Si nous passons ensuite au compte final du compte de résultat, nous sommes nous-mêmes très satisfaits de notre augmentation de 18% du résultat fixe par action. Nous voyons cela comme une métrique clé. Sur le dividende par action, vous verrez qu’il est inférieur à 48%. Mais je pense que je l’ai expliqué adéquatement étant donné que Capitec ne peut pas payer le dividende final. Grâce aux comités d’audit de diverses sociétés, nous avons réduit la valeur et radié les actifs pour un montant brut de 1,2 milliard de ZAR, qui est le bilan que nous voyons actuellement dans la meilleure position que nous pensons qu’ils devraient rester.

L’indice de rendement total, juste pour vous rappeler tous, est basé sur la date à laquelle vous avez reçu le dividende, que vous avez réinvesti dans l’action. Nous pensons que c’est le meilleur moyen de suivre vos performances par rapport à d’autres personnes, comme Berkshire Hathaway qui ne versent pas de dividendes. Dans un sens, il contient une erreur, mais il est toujours calculé. Vous pouvez constater que la performance phénoménale de Capitec a nettement surperformé JSE All Share depuis sa création avec une croissance moyenne phénoménale de 49%. Nous sommes fiers de la croissance de 40% du PSG sur 25 ans.

Consult et Curro ont tous deux largement surperformé le marché. Zeder est la seule entreprise en retard sur le marché. Mais si vous faites un budget simple et revenez à certaines parties plutôt que de partager le prix, ils ont également surperformé le marché.

Je vais maintenant traiter des résultats financiers de l’investissement. J’ai parlé de beaucoup plus de détails dans le passé, mais bon nombre de ces sociétés ont récemment publié leurs résultats. Vous pouvez aller cliquer sur les liens ici et étudier les résultats complets en temps voulu. Beaucoup de leurs PDG ont également fait une présentation similaire et sont beaucoup plus qualifiés pour discuter de leurs résultats.
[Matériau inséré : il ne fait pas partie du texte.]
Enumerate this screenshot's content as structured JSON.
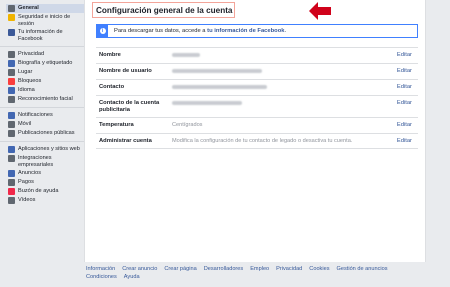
{
  "sidebar": {
    "groups": [
      {
        "items": [
          {
            "label": "General",
            "icon": "gear-icon",
            "color": "#606770",
            "active": true
          },
          {
            "label": "Seguridad e inicio de sesión",
            "icon": "shield-icon",
            "color": "#f0b400"
          },
          {
            "label": "Tu información de Facebook",
            "icon": "facebook-icon",
            "color": "#3b5998"
          }
        ]
      },
      {
        "items": [
          {
            "label": "Privacidad",
            "icon": "lock-icon",
            "color": "#606770"
          },
          {
            "label": "Biografía y etiquetado",
            "icon": "timeline-icon",
            "color": "#4267b2"
          },
          {
            "label": "Lugar",
            "icon": "location-pin-icon",
            "color": "#606770"
          },
          {
            "label": "Bloqueos",
            "icon": "block-icon",
            "color": "#fa3e3e"
          },
          {
            "label": "Idioma",
            "icon": "language-icon",
            "color": "#4267b2"
          },
          {
            "label": "Reconocimiento facial",
            "icon": "face-icon",
            "color": "#606770"
          }
        ]
      },
      {
        "items": [
          {
            "label": "Notificaciones",
            "icon": "globe-icon",
            "color": "#4267b2"
          },
          {
            "label": "Móvil",
            "icon": "mobile-icon",
            "color": "#606770"
          },
          {
            "label": "Publicaciones públicas",
            "icon": "rss-icon",
            "color": "#606770"
          }
        ]
      },
      {
        "items": [
          {
            "label": "Aplicaciones y sitios web",
            "icon": "apps-icon",
            "color": "#4267b2"
          },
          {
            "label": "Integraciones empresariales",
            "icon": "business-icon",
            "color": "#606770"
          },
          {
            "label": "Anuncios",
            "icon": "ads-icon",
            "color": "#4267b2"
          },
          {
            "label": "Pagos",
            "icon": "card-icon",
            "color": "#606770"
          },
          {
            "label": "Buzón de ayuda",
            "icon": "help-inbox-icon",
            "color": "#f0284a"
          },
          {
            "label": "Vídeos",
            "icon": "video-icon",
            "color": "#606770"
          }
        ]
      }
    ]
  },
  "main": {
    "title": "Configuración general de la cuenta",
    "arrow_color": "#d0021b",
    "info": {
      "text": "Para descargar tus datos, accede a",
      "link": "tu información de Facebook",
      "suffix": "."
    },
    "rows": [
      {
        "label": "Nombre",
        "value": "",
        "blur_width": 28,
        "edit": "Editar",
        "tall": false
      },
      {
        "label": "Nombre de usuario",
        "value": "",
        "blur_width": 90,
        "edit": "Editar",
        "tall": false
      },
      {
        "label": "Contacto",
        "value": "",
        "blur_width": 95,
        "edit": "Editar",
        "tall": false
      },
      {
        "label": "Contacto de la cuenta publicitaria",
        "value": "",
        "blur_width": 70,
        "edit": "Editar",
        "tall": true
      },
      {
        "label": "Temperatura",
        "value": "Centígrados",
        "blur_width": 0,
        "edit": "Editar",
        "tall": false
      },
      {
        "label": "Administrar cuenta",
        "value": "Modifica la configuración de tu contacto de legado o desactiva tu cuenta.",
        "blur_width": 0,
        "edit": "Editar",
        "tall": false
      }
    ]
  },
  "footer": {
    "links": [
      "Información",
      "Crear anuncio",
      "Crear página",
      "Desarrolladores",
      "Empleo",
      "Privacidad",
      "Cookies",
      "Gestión de anuncios",
      "Condiciones",
      "Ayuda"
    ]
  }
}
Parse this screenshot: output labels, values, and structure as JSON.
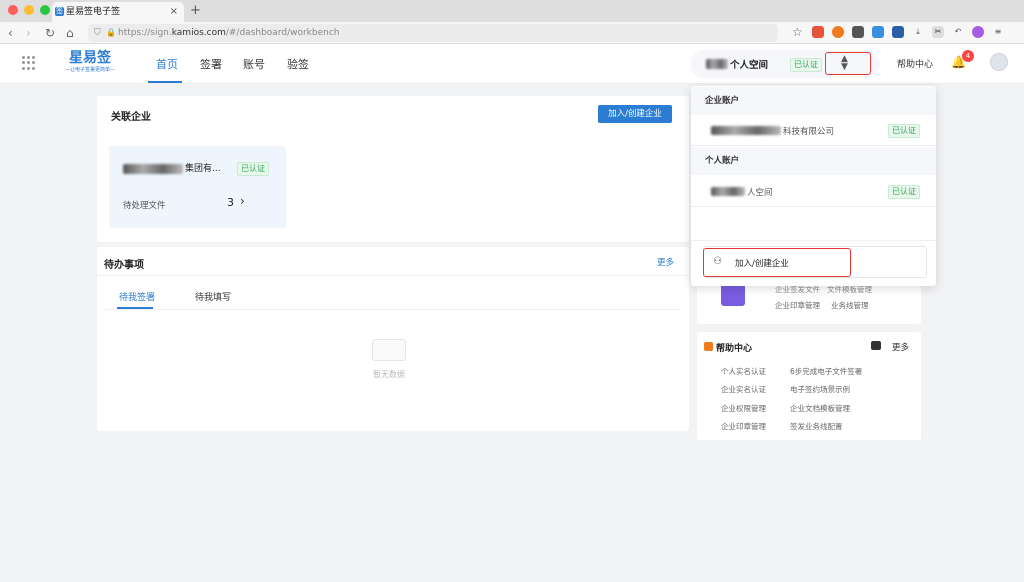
{
  "browser": {
    "tab_title": "星易签电子签",
    "tab_favicon": "签",
    "new_tab": "+",
    "url_prefix": "https://sign.",
    "url_host": "kamios.com",
    "url_path": "/#/dashboard/workbench"
  },
  "header": {
    "logo_title": "星易签",
    "logo_slogan": "—让电子签署更简单—",
    "nav": [
      "首页",
      "签署",
      "账号",
      "验签"
    ],
    "space_name": "个人空间",
    "space_badge": "已认证",
    "help_label": "帮助中心",
    "notifications": "4"
  },
  "company_card": {
    "title": "关联企业",
    "join_button": "加入/创建企业",
    "company_name_suffix": "集团有...",
    "company_badge": "已认证",
    "pending_label": "待处理文件",
    "pending_count": "3"
  },
  "todo_card": {
    "title": "待办事项",
    "more": "更多",
    "tabs": [
      "待我签署",
      "待我填写"
    ],
    "empty_text": "暂无数据"
  },
  "features_card": {
    "items": [
      "企业签发文件",
      "文件模板管理",
      "企业印章管理",
      "业务线管理"
    ]
  },
  "help_card": {
    "title": "帮助中心",
    "more": "更多",
    "items": [
      "个人实名认证",
      "6步完成电子文件签署",
      "企业实名认证",
      "电子签约场景示例",
      "企业权限管理",
      "企业文档模板管理",
      "企业印章管理",
      "签发业务线配置"
    ]
  },
  "dropdown": {
    "enterprise_section": "企业账户",
    "enterprise_name_suffix": "科技有限公司",
    "enterprise_badge": "已认证",
    "personal_section": "个人账户",
    "personal_name_suffix": "人空间",
    "personal_badge": "已认证",
    "join_button": "加入/创建企业"
  },
  "colors": {
    "primary": "#2b7cd3",
    "success": "#3aa55c",
    "highlight": "#e53935"
  }
}
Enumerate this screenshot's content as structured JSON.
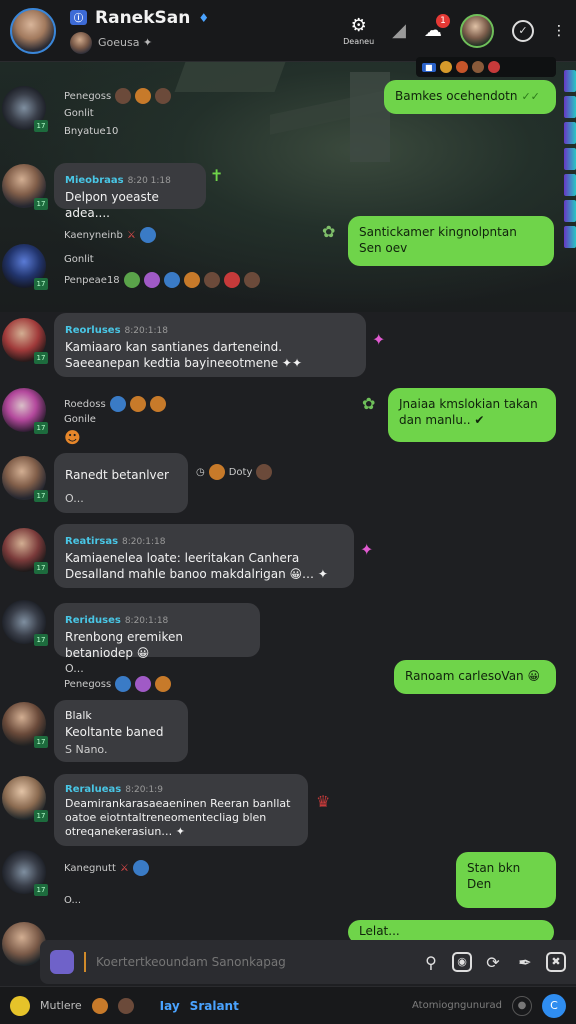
{
  "header": {
    "tag": "ⓘ",
    "title": "RanekSan",
    "subtitle": "Goeusa ✦",
    "btn1_label": "Deaneu",
    "notif_count": "1"
  },
  "messages": [
    {
      "meta": "Penegoss",
      "lines": [
        "Gonlit",
        "Bnyatue10"
      ]
    },
    {
      "name": "Mieobraas",
      "time": "8:20 1:18",
      "text": "Delpon yoeaste adea...."
    },
    {
      "meta": "Kaenyneinb",
      "lines": [
        "Gonlit",
        "Penpeae18"
      ]
    },
    {
      "name": "Reorluses",
      "time": "8:20:1:18",
      "text": "Kamiaaro kan santianes darteneind. Saeeanepan kedtia bayineeotmene ✦✦"
    },
    {
      "meta": "Roedoss",
      "lines": [
        "Gonile"
      ]
    },
    {
      "name": "",
      "time": "",
      "text": "Ranedt betanlver",
      "sub": "O...",
      "side": "Doty"
    },
    {
      "name": "Reatirsas",
      "time": "8:20:1:18",
      "text": "Kamiaenelea loate: leeritakan Canhera Desalland mahle banoo makdalrigan 😀… ✦"
    },
    {
      "name": "Reriduses",
      "time": "8:20:1:18",
      "text": "Rrenbong eremiken betaniodep 😀",
      "sub": "O..."
    },
    {
      "meta": "Penegoss"
    },
    {
      "name": "Blalk",
      "time": "",
      "text": "Keoltante baned",
      "sub": "S Nano."
    },
    {
      "name": "Reralueas",
      "time": "8:20:1:9",
      "text": "Deamirankarasaeaeninen Reeran banllat oatoe eiotntaltreneomentecliag blen otreqanekerasiun… ✦"
    },
    {
      "meta": "Kanegnutt",
      "lines": [
        "O..."
      ]
    }
  ],
  "outgoing": [
    {
      "text": "Bamkes ocehendotn"
    },
    {
      "text": "Santickamer kingnolpntan Sen oev"
    },
    {
      "text": "Jnaiaa kmslokian takan dan manlu.. ✔"
    },
    {
      "text": "Ranoam carlesoVan 😀"
    },
    {
      "text": "Stan bkn Den"
    },
    {
      "text": "Lelat..."
    }
  ],
  "composer": {
    "placeholder": "Koertertkeoundam Sanonkapag"
  },
  "bottom": {
    "label1": "Mutlere",
    "tab1": "Iay",
    "tab2": "Sralant",
    "hint": "Atomiogngunurad"
  }
}
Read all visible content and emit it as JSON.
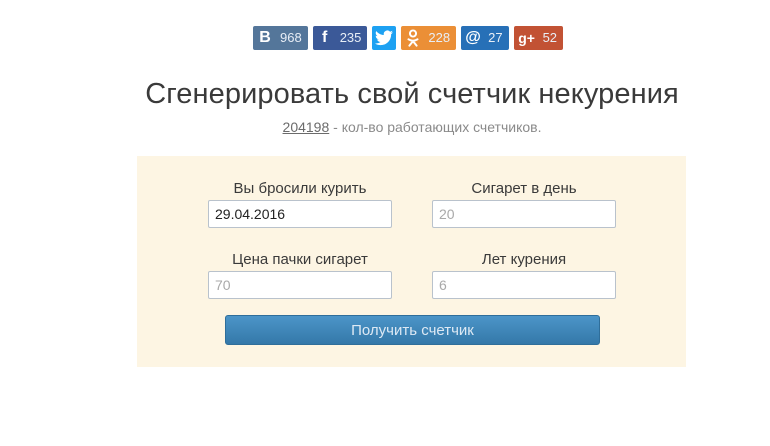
{
  "share": {
    "vk": {
      "icon": "vk-icon",
      "glyph": "В",
      "count": "968"
    },
    "facebook": {
      "icon": "facebook-icon",
      "glyph": "f",
      "count": "235"
    },
    "twitter": {
      "icon": "twitter-icon",
      "glyph": "🐦"
    },
    "odnoklassniki": {
      "icon": "odnoklassniki-icon",
      "glyph": "ᴏ",
      "count": "228"
    },
    "mailru": {
      "icon": "mailru-icon",
      "glyph": "@",
      "count": "27"
    },
    "googleplus": {
      "icon": "googleplus-icon",
      "glyph": "g+",
      "count": "52"
    }
  },
  "page": {
    "title": "Сгенерировать свой счетчик некурения",
    "counter_link": "204198",
    "counter_text": " - кол-во работающих счетчиков."
  },
  "form": {
    "quit_date": {
      "label": "Вы бросили курить",
      "value": "29.04.2016"
    },
    "cigarettes_per_day": {
      "label": "Сигарет в день",
      "placeholder": "20"
    },
    "pack_price": {
      "label": "Цена пачки сигарет",
      "placeholder": "70"
    },
    "years_smoking": {
      "label": "Лет курения",
      "placeholder": "6"
    },
    "submit_label": "Получить счетчик"
  },
  "colors": {
    "panel_bg": "#fdf5e3",
    "button": "#3f88bb"
  }
}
Par conséquent, je vais brièvement discuter de certains des moments les plus importants de chacune des entreprises.

Ainsi, chez Capitec, ils ont augmenté leur principal bénéfice par action de 19%. Les prêts et avances nets aux ménages ont augmenté de 17% pour atteindre 52 milliards de ZAR. Le portefeuille brut de cartes de crédit pour la vente au détail a augmenté de 61% à 5,8 milliards de ZAR. Cela montre que nous obtenons une bonne traction sur ce marché, et c’est toujours un très grand domaine de croissance pour Capitec. La chose la plus confortable était les frais nets de réduction de crédit pour le commerce de détail qui ont en fait chuté de 2%. Et cela est directement lié au fait que Capitec a un bon système de surveillance dans lequel l’industrie a un problème.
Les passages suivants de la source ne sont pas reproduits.